C’est là qu’intervient Hécate, la déesse de la lune, des croisements et des limites, elle est celle qui tient lieu de principe médiateur entre le monde intelligible, le monde des Idées platoniciennes, et le monde sensible. Elle est la barrière qui empêche la confusion entre les niveau ontologiques (les niveaux de l’être : spirituel/matériel).
Enfin vient l’intellect démiurgique, comparable au Démiurge de Platon dans le Timée : il est l’Artisan du cosmos qui organise l’univers, génère les âmes et créé le monde physique. Le Père, le démiurge et l’âme du monde (Hécate) sont les trois principe du Tout qui rend possible l’existence : le Père est le principe de génération, le démiurge celui qui donne forme à la matière et Hécate celle qui maintient la séparation entre mondes spirituel et sensible. Ces trois entités n’étant qu’une seule et même Unité.
C’est ce principe trinitaire qui est à la racine de la Trinité chrétienne entre le Père, le Fils et le Saint-Esprit. En philosophe byzantin soucieux de régénérer la pensée orthodoxe sans tomber dans l’hérésie païenne, Psellos en propose une vision chrétiennement correctrice. Il refuse par exemple d’assimiler le « Père » des Oracles au Dieu trinitaire des chrétien. Selon lui, le « Père » est un principe suprême intellectuellement intéressant, mais dont l’origine est elle-même tirée du Dieu chrétien. Il retire ensuite à Hécate son statut de divinité et l’assimile à une puissance intermédiaire comme le sont les anges ou les démons, qui eux-mêmes sont débarrassé de leur fonction rituelle héritée du culte gréco-romain et sont replacés dans un schéma chrétien-compatible.
Le problème de la vérité
En résumé, là où les Oracles prônent une compréhension plus profonde de l’organisation du cosmos afin de mener les bons rites nécessaires au salut de l’âme, Psellos, fidèle à l’orthodoxie byzantine, refuse tout apparentement avec la « magie » païenne. Il réaffirme que le salut dépend uniquement de la grâce divine. Rappelons que la civilisation orthodoxe de l’époque est foisonnante de mysticisme, de théories alchimistes et de cultes pagano-chrétiens, qui auraient fait pâlir les inquisiteurs espagnols.

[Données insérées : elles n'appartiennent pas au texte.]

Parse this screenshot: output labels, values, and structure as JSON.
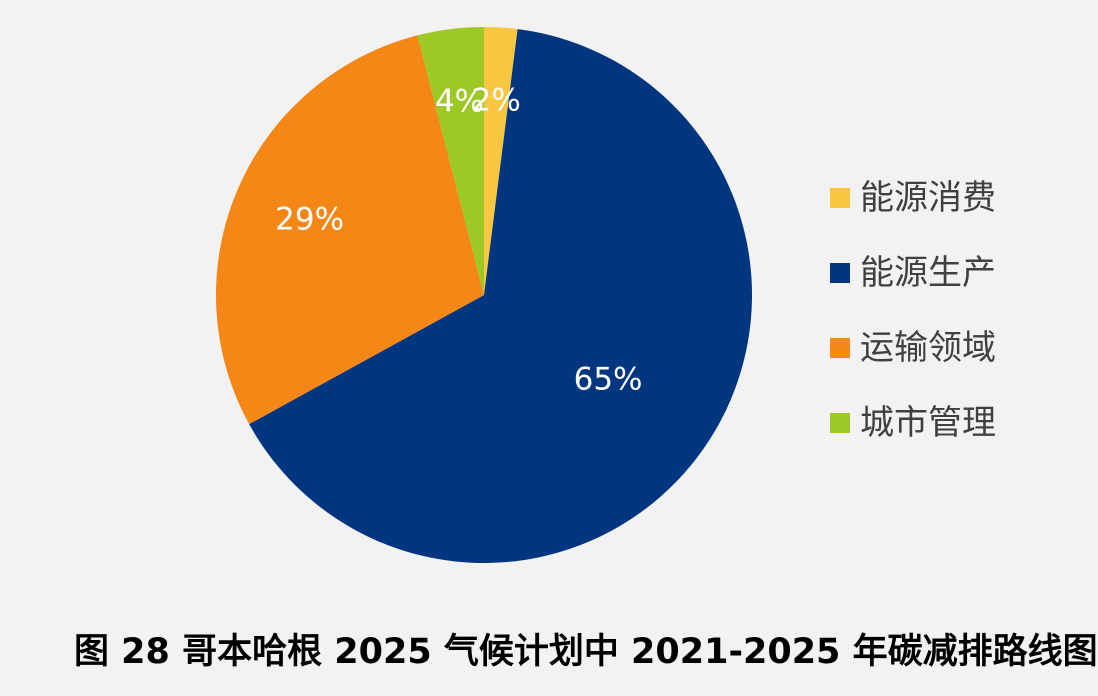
{
  "caption": "图 28 哥本哈根 2025 气候计划中 2021-2025 年碳减排路线图",
  "chart_data": {
    "type": "pie",
    "start_angle_deg": 0,
    "direction": "clockwise",
    "slices": [
      {
        "name": "能源消费",
        "value": 2,
        "label": "2%",
        "color": "#f9c642"
      },
      {
        "name": "能源生产",
        "value": 65,
        "label": "65%",
        "color": "#00357f"
      },
      {
        "name": "运输领域",
        "value": 29,
        "label": "29%",
        "color": "#f58717"
      },
      {
        "name": "城市管理",
        "value": 4,
        "label": "4%",
        "color": "#9cc925"
      }
    ],
    "legend_position": "right"
  }
}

L’enjeu pour Psellos est donc de critiquer l’un des écrits païens les plus lus et les plus commentés de son temps afin de montrer que, certes, la philosophie gréco-romaine pressent certaines vérités, mais contient d’importantes limites. Il cherche par-là à rappeler aux croyants que leur salut dépend de leur foi en Dieu et de rien d’autres, au risque de perdre leur âme dans les mains du diable qui cherche à les détourner de Dieu. Psellos vise donc à neutraliser et domestiquer intellectuellement les Oracles chaldaïques, pour subordonner l’ensemble à une théologie chrétienne compatible avec l’orthodoxie byzantine.

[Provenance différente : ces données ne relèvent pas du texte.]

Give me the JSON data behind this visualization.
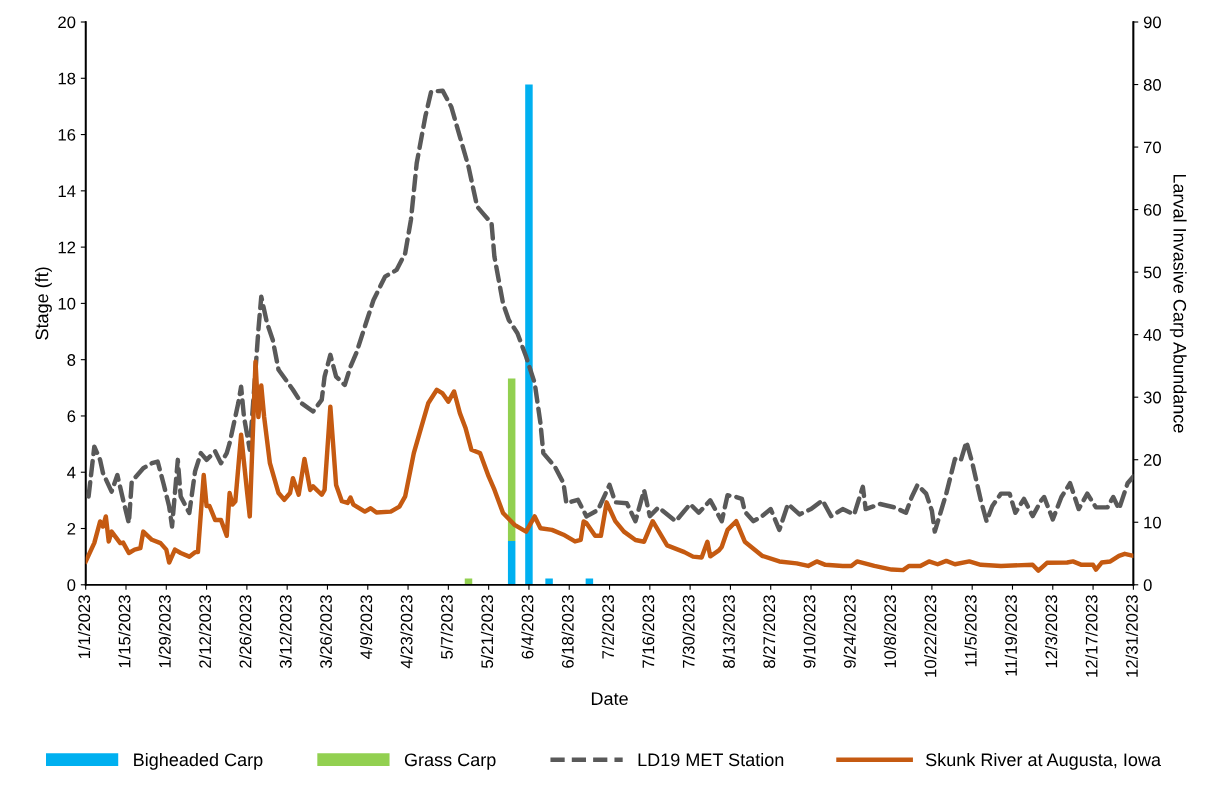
{
  "chart_data": {
    "type": "line",
    "xlabel": "Date",
    "ylabel": "Stage (ft)",
    "y2label": "Larval Invasive Carp Abundance",
    "xlim": [
      "2023-01-01",
      "2023-12-31"
    ],
    "xticks": [
      {
        "value": "2023-01-01",
        "label": "1/1/2023"
      },
      {
        "value": "2023-01-15",
        "label": "1/15/2023"
      },
      {
        "value": "2023-01-29",
        "label": "1/29/2023"
      },
      {
        "value": "2023-02-12",
        "label": "2/12/2023"
      },
      {
        "value": "2023-02-26",
        "label": "2/26/2023"
      },
      {
        "value": "2023-03-12",
        "label": "3/12/2023"
      },
      {
        "value": "2023-03-26",
        "label": "3/26/2023"
      },
      {
        "value": "2023-04-09",
        "label": "4/9/2023"
      },
      {
        "value": "2023-04-23",
        "label": "4/23/2023"
      },
      {
        "value": "2023-05-07",
        "label": "5/7/2023"
      },
      {
        "value": "2023-05-21",
        "label": "5/21/2023"
      },
      {
        "value": "2023-06-04",
        "label": "6/4/2023"
      },
      {
        "value": "2023-06-18",
        "label": "6/18/2023"
      },
      {
        "value": "2023-07-02",
        "label": "7/2/2023"
      },
      {
        "value": "2023-07-16",
        "label": "7/16/2023"
      },
      {
        "value": "2023-07-30",
        "label": "7/30/2023"
      },
      {
        "value": "2023-08-13",
        "label": "8/13/2023"
      },
      {
        "value": "2023-08-27",
        "label": "8/27/2023"
      },
      {
        "value": "2023-09-10",
        "label": "9/10/2023"
      },
      {
        "value": "2023-09-24",
        "label": "9/24/2023"
      },
      {
        "value": "2023-10-08",
        "label": "10/8/2023"
      },
      {
        "value": "2023-10-22",
        "label": "10/22/2023"
      },
      {
        "value": "2023-11-05",
        "label": "11/5/2023"
      },
      {
        "value": "2023-11-19",
        "label": "11/19/2023"
      },
      {
        "value": "2023-12-03",
        "label": "12/3/2023"
      },
      {
        "value": "2023-12-17",
        "label": "12/17/2023"
      },
      {
        "value": "2023-12-31",
        "label": "12/31/2023"
      }
    ],
    "ylim": [
      0,
      20
    ],
    "yticks": [
      0,
      2,
      4,
      6,
      8,
      10,
      12,
      14,
      16,
      18,
      20
    ],
    "y2lim": [
      0,
      90
    ],
    "y2ticks": [
      0,
      10,
      20,
      30,
      40,
      50,
      60,
      70,
      80,
      90
    ],
    "grid": false,
    "legend": "bottom",
    "marker": "none",
    "series": [
      {
        "name": "Bigheaded Carp",
        "type": "bar",
        "axis": "y2",
        "color": "#00b0f0",
        "x": [
          "2023-05-29",
          "2023-06-04",
          "2023-06-11",
          "2023-06-25"
        ],
        "values": [
          7,
          80,
          1,
          1
        ]
      },
      {
        "name": "Grass Carp",
        "type": "bar",
        "axis": "y2",
        "color": "#92d050",
        "x": [
          "2023-05-14",
          "2023-05-29"
        ],
        "values": [
          1,
          26
        ],
        "base": [
          0,
          7
        ]
      },
      {
        "name": "LD19 MET Station",
        "line_style": "dashed",
        "color": "#595959",
        "x": [
          "2023-01-02",
          "2023-01-04",
          "2023-01-06",
          "2023-01-07",
          "2023-01-10",
          "2023-01-12",
          "2023-01-14",
          "2023-01-16",
          "2023-01-17",
          "2023-01-21",
          "2023-01-24",
          "2023-01-26",
          "2023-01-28",
          "2023-01-30",
          "2023-01-31",
          "2023-02-02",
          "2023-02-03",
          "2023-02-06",
          "2023-02-08",
          "2023-02-10",
          "2023-02-12",
          "2023-02-15",
          "2023-02-17",
          "2023-02-19",
          "2023-02-20",
          "2023-02-23",
          "2023-02-24",
          "2023-02-25",
          "2023-02-27",
          "2023-03-01",
          "2023-03-02",
          "2023-03-03",
          "2023-03-05",
          "2023-03-07",
          "2023-03-09",
          "2023-03-12",
          "2023-03-14",
          "2023-03-17",
          "2023-03-21",
          "2023-03-24",
          "2023-03-25",
          "2023-03-27",
          "2023-03-29",
          "2023-04-01",
          "2023-04-03",
          "2023-04-05",
          "2023-04-08",
          "2023-04-11",
          "2023-04-15",
          "2023-04-19",
          "2023-04-22",
          "2023-04-24",
          "2023-04-26",
          "2023-04-29",
          "2023-05-01",
          "2023-05-05",
          "2023-05-08",
          "2023-05-11",
          "2023-05-14",
          "2023-05-17",
          "2023-05-19",
          "2023-05-22",
          "2023-05-23",
          "2023-05-26",
          "2023-05-28",
          "2023-05-31",
          "2023-06-03",
          "2023-06-06",
          "2023-06-08",
          "2023-06-09",
          "2023-06-13",
          "2023-06-16",
          "2023-06-17",
          "2023-06-21",
          "2023-06-24",
          "2023-06-28",
          "2023-07-02",
          "2023-07-04",
          "2023-07-08",
          "2023-07-11",
          "2023-07-14",
          "2023-07-16",
          "2023-07-19",
          "2023-07-25",
          "2023-07-30",
          "2023-08-02",
          "2023-08-06",
          "2023-08-10",
          "2023-08-12",
          "2023-08-15",
          "2023-08-17",
          "2023-08-18",
          "2023-08-21",
          "2023-08-24",
          "2023-08-27",
          "2023-08-30",
          "2023-09-02",
          "2023-09-06",
          "2023-09-10",
          "2023-09-14",
          "2023-09-17",
          "2023-09-21",
          "2023-09-25",
          "2023-09-28",
          "2023-09-29",
          "2023-10-04",
          "2023-10-09",
          "2023-10-13",
          "2023-10-15",
          "2023-10-17",
          "2023-10-20",
          "2023-10-22",
          "2023-10-23",
          "2023-10-27",
          "2023-10-30",
          "2023-11-01",
          "2023-11-03",
          "2023-11-05",
          "2023-11-08",
          "2023-11-10",
          "2023-11-12",
          "2023-11-15",
          "2023-11-18",
          "2023-11-20",
          "2023-11-23",
          "2023-11-26",
          "2023-11-29",
          "2023-11-30",
          "2023-12-03",
          "2023-12-06",
          "2023-12-09",
          "2023-12-12",
          "2023-12-15",
          "2023-12-18",
          "2023-12-22",
          "2023-12-24",
          "2023-12-26",
          "2023-12-29",
          "2023-12-31"
        ],
        "values": [
          3.14,
          4.91,
          4.44,
          3.97,
          3.31,
          3.9,
          3.02,
          2.19,
          3.67,
          4.14,
          4.32,
          4.38,
          3.61,
          2.78,
          2.07,
          4.44,
          3.14,
          2.55,
          4.03,
          4.68,
          4.44,
          4.74,
          4.32,
          4.68,
          5.03,
          6.45,
          7.04,
          5.96,
          4.8,
          7.63,
          9.06,
          10.24,
          9.3,
          8.7,
          7.64,
          7.22,
          6.93,
          6.45,
          6.16,
          6.57,
          7.4,
          8.17,
          7.4,
          7.1,
          7.75,
          8.23,
          9.18,
          10.12,
          10.95,
          11.19,
          11.78,
          12.97,
          14.98,
          16.64,
          17.52,
          17.56,
          16.99,
          15.93,
          14.86,
          13.44,
          13.2,
          12.85,
          11.66,
          10.0,
          9.41,
          8.94,
          8.11,
          7.17,
          5.74,
          4.68,
          4.2,
          3.61,
          2.9,
          3.02,
          2.43,
          2.66,
          3.55,
          2.93,
          2.9,
          2.26,
          3.36,
          2.44,
          2.75,
          2.26,
          2.87,
          2.56,
          3.0,
          2.26,
          3.18,
          3.12,
          3.05,
          2.6,
          2.26,
          2.44,
          2.69,
          1.95,
          2.87,
          2.5,
          2.69,
          3.0,
          2.44,
          2.69,
          2.5,
          3.48,
          2.69,
          2.87,
          2.75,
          2.56,
          3.12,
          3.55,
          3.24,
          2.63,
          1.89,
          3.24,
          4.47,
          4.41,
          5.08,
          4.35,
          3.0,
          2.26,
          2.8,
          3.24,
          3.24,
          2.56,
          3.05,
          2.44,
          3.0,
          3.12,
          2.32,
          3.12,
          3.61,
          2.69,
          3.24,
          2.75,
          2.75,
          3.12,
          2.69,
          3.61,
          3.85
        ]
      },
      {
        "name": "Skunk River at Augusta, Iowa",
        "line_style": "solid",
        "color": "#c55a11",
        "x": [
          "2023-01-01",
          "2023-01-04",
          "2023-01-06",
          "2023-01-07",
          "2023-01-08",
          "2023-01-09",
          "2023-01-10",
          "2023-01-13",
          "2023-01-14",
          "2023-01-16",
          "2023-01-18",
          "2023-01-20",
          "2023-01-21",
          "2023-01-24",
          "2023-01-27",
          "2023-01-29",
          "2023-01-30",
          "2023-02-01",
          "2023-02-03",
          "2023-02-06",
          "2023-02-08",
          "2023-02-09",
          "2023-02-11",
          "2023-02-12",
          "2023-02-13",
          "2023-02-15",
          "2023-02-17",
          "2023-02-19",
          "2023-02-20",
          "2023-02-21",
          "2023-02-22",
          "2023-02-24",
          "2023-02-26",
          "2023-02-27",
          "2023-03-01",
          "2023-03-02",
          "2023-03-03",
          "2023-03-04",
          "2023-03-06",
          "2023-03-09",
          "2023-03-11",
          "2023-03-13",
          "2023-03-14",
          "2023-03-16",
          "2023-03-18",
          "2023-03-20",
          "2023-03-21",
          "2023-03-24",
          "2023-03-25",
          "2023-03-27",
          "2023-03-29",
          "2023-03-31",
          "2023-04-02",
          "2023-04-03",
          "2023-04-04",
          "2023-04-08",
          "2023-04-10",
          "2023-04-12",
          "2023-04-17",
          "2023-04-20",
          "2023-04-22",
          "2023-04-25",
          "2023-04-27",
          "2023-04-30",
          "2023-05-03",
          "2023-05-05",
          "2023-05-07",
          "2023-05-09",
          "2023-05-11",
          "2023-05-13",
          "2023-05-15",
          "2023-05-18",
          "2023-05-21",
          "2023-05-23",
          "2023-05-26",
          "2023-05-30",
          "2023-06-03",
          "2023-06-06",
          "2023-06-08",
          "2023-06-12",
          "2023-06-16",
          "2023-06-20",
          "2023-06-22",
          "2023-06-23",
          "2023-06-24",
          "2023-06-27",
          "2023-06-29",
          "2023-07-01",
          "2023-07-04",
          "2023-07-07",
          "2023-07-11",
          "2023-07-14",
          "2023-07-17",
          "2023-07-22",
          "2023-07-28",
          "2023-07-31",
          "2023-08-03",
          "2023-08-05",
          "2023-08-06",
          "2023-08-09",
          "2023-08-10",
          "2023-08-12",
          "2023-08-15",
          "2023-08-18",
          "2023-08-24",
          "2023-08-30",
          "2023-09-05",
          "2023-09-09",
          "2023-09-12",
          "2023-09-15",
          "2023-09-21",
          "2023-09-24",
          "2023-09-26",
          "2023-10-02",
          "2023-10-08",
          "2023-10-12",
          "2023-10-14",
          "2023-10-18",
          "2023-10-21",
          "2023-10-24",
          "2023-10-27",
          "2023-10-30",
          "2023-11-04",
          "2023-11-08",
          "2023-11-15",
          "2023-11-26",
          "2023-11-28",
          "2023-12-01",
          "2023-12-08",
          "2023-12-10",
          "2023-12-13",
          "2023-12-17",
          "2023-12-18",
          "2023-12-20",
          "2023-12-23",
          "2023-12-26",
          "2023-12-28",
          "2023-12-31"
        ],
        "values": [
          0.83,
          1.49,
          2.25,
          2.07,
          2.43,
          1.54,
          1.89,
          1.48,
          1.5,
          1.13,
          1.25,
          1.3,
          1.89,
          1.6,
          1.48,
          1.25,
          0.79,
          1.25,
          1.13,
          1.0,
          1.16,
          1.16,
          3.9,
          2.8,
          2.8,
          2.3,
          2.3,
          1.74,
          3.26,
          2.85,
          2.97,
          5.33,
          3.37,
          2.43,
          7.93,
          5.96,
          7.08,
          5.96,
          4.32,
          3.26,
          3.02,
          3.26,
          3.79,
          3.2,
          4.47,
          3.37,
          3.5,
          3.2,
          3.37,
          6.33,
          3.55,
          2.97,
          2.91,
          3.1,
          2.85,
          2.6,
          2.72,
          2.57,
          2.6,
          2.78,
          3.14,
          4.68,
          5.39,
          6.45,
          6.93,
          6.8,
          6.51,
          6.87,
          6.1,
          5.56,
          4.8,
          4.68,
          3.85,
          3.38,
          2.55,
          2.13,
          1.89,
          2.43,
          2.01,
          1.95,
          1.78,
          1.54,
          1.6,
          2.25,
          2.19,
          1.74,
          1.74,
          2.93,
          2.26,
          1.89,
          1.59,
          1.53,
          2.26,
          1.4,
          1.16,
          1.0,
          0.97,
          1.53,
          1.01,
          1.22,
          1.35,
          1.95,
          2.26,
          1.53,
          1.03,
          0.83,
          0.76,
          0.67,
          0.83,
          0.71,
          0.67,
          0.67,
          0.83,
          0.67,
          0.54,
          0.52,
          0.67,
          0.67,
          0.83,
          0.73,
          0.85,
          0.73,
          0.83,
          0.71,
          0.67,
          0.71,
          0.5,
          0.78,
          0.79,
          0.83,
          0.71,
          0.71,
          0.54,
          0.79,
          0.83,
          1.03,
          1.1,
          1.03
        ]
      }
    ]
  }
}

Psellos prend donc pleinement part aux difficultés que rencontrèrent les penseurs à la fois philosophe et chrétien du Moyen-Age : sans professer l’existence d’une « double vérité », il lui faut rappeler que la philosophie n’est pas à exclure du domaine de la foi, mais qu’elle peut au contraire être utile comme outil de défense du dogme.

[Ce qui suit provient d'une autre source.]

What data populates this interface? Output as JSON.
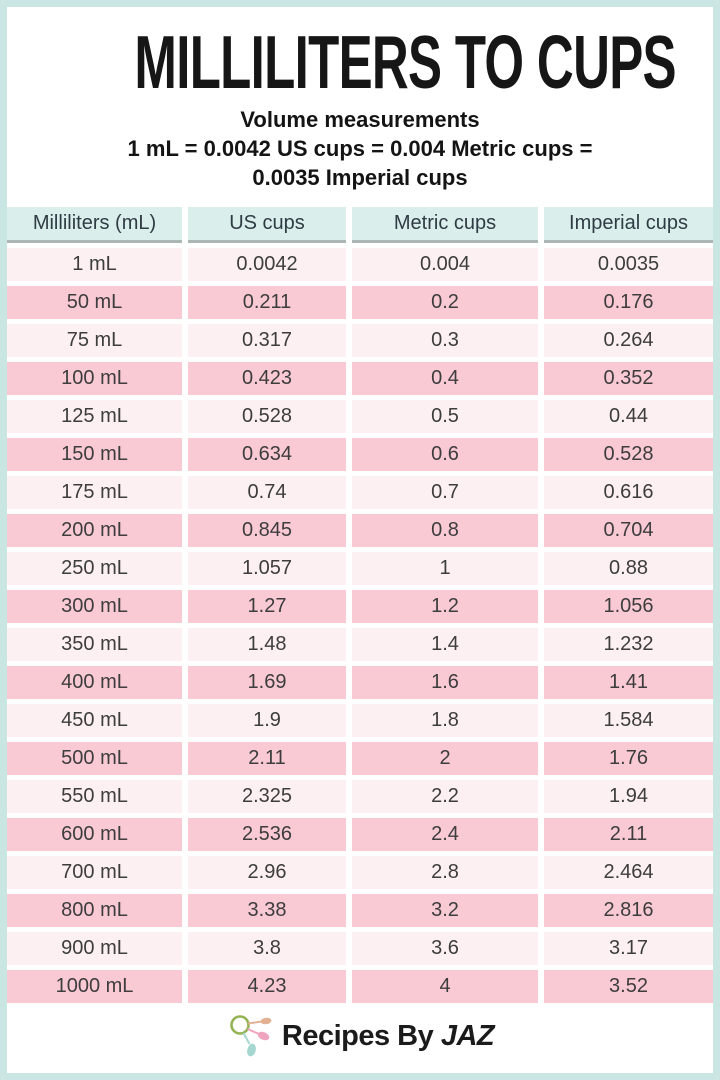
{
  "header": {
    "title": "MILLILITERS TO CUPS",
    "subtitle": "Volume measurements",
    "formula_line1": "1 mL = 0.0042 US cups = 0.004 Metric cups =",
    "formula_line2": "0.0035 Imperial cups"
  },
  "chart_data": {
    "type": "table",
    "title": "MILLILITERS TO CUPS",
    "subtitle": "Volume measurements — 1 mL = 0.0042 US cups = 0.004 Metric cups = 0.0035 Imperial cups",
    "columns": [
      "Milliliters (mL)",
      "US cups",
      "Metric cups",
      "Imperial cups"
    ],
    "rows": [
      [
        "1 mL",
        "0.0042",
        "0.004",
        "0.0035"
      ],
      [
        "50 mL",
        "0.211",
        "0.2",
        "0.176"
      ],
      [
        "75 mL",
        "0.317",
        "0.3",
        "0.264"
      ],
      [
        "100 mL",
        "0.423",
        "0.4",
        "0.352"
      ],
      [
        "125 mL",
        "0.528",
        "0.5",
        "0.44"
      ],
      [
        "150 mL",
        "0.634",
        "0.6",
        "0.528"
      ],
      [
        "175 mL",
        "0.74",
        "0.7",
        "0.616"
      ],
      [
        "200 mL",
        "0.845",
        "0.8",
        "0.704"
      ],
      [
        "250 mL",
        "1.057",
        "1",
        "0.88"
      ],
      [
        "300 mL",
        "1.27",
        "1.2",
        "1.056"
      ],
      [
        "350 mL",
        "1.48",
        "1.4",
        "1.232"
      ],
      [
        "400 mL",
        "1.69",
        "1.6",
        "1.41"
      ],
      [
        "450 mL",
        "1.9",
        "1.8",
        "1.584"
      ],
      [
        "500 mL",
        "2.11",
        "2",
        "1.76"
      ],
      [
        "550 mL",
        "2.325",
        "2.2",
        "1.94"
      ],
      [
        "600 mL",
        "2.536",
        "2.4",
        "2.11"
      ],
      [
        "700 mL",
        "2.96",
        "2.8",
        "2.464"
      ],
      [
        "800 mL",
        "3.38",
        "3.2",
        "2.816"
      ],
      [
        "900 mL",
        "3.8",
        "3.6",
        "3.17"
      ],
      [
        "1000 mL",
        "4.23",
        "4",
        "3.52"
      ]
    ]
  },
  "footer": {
    "brand_prefix": "Recipes By ",
    "brand_name": "JAZ"
  },
  "colors": {
    "mint-border": "#c9e6e2",
    "header-teal": "#daeeec",
    "header-underline": "#a9b6b4",
    "row-pink": "#f9c9d4",
    "row-light": "#fdf0f2",
    "logo-green": "#93b353",
    "logo-peach": "#e2b193",
    "logo-pink": "#f0a5bf",
    "logo-teal": "#a5d6cf"
  }
}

Finalement, ces travaux intellectuels visant à redonner ses lettres de noblesse à la pensée byzantine seront comparables à une goutte d’eau dans l’océan, puisque Michel Psellos tombera en disgrâce et sera forcé de renier son œuvre avant de devoir se retirer dans un monastère jusqu’à sa mort en 1078. La décadence intellectuelle de l’empire étant déjà trop avancée, celui-ci ne tolère plus aucune remise en cause du dogme. Pour paraphraser Nietzsche, nous pouvons mesurer la force d’une civilisation à la quantité de contradictions et de critiques qu’elle est capable de supporter. Le rejet de toutes critiques trahissant un manque de vitalité, et donc irrémédiablement la chute.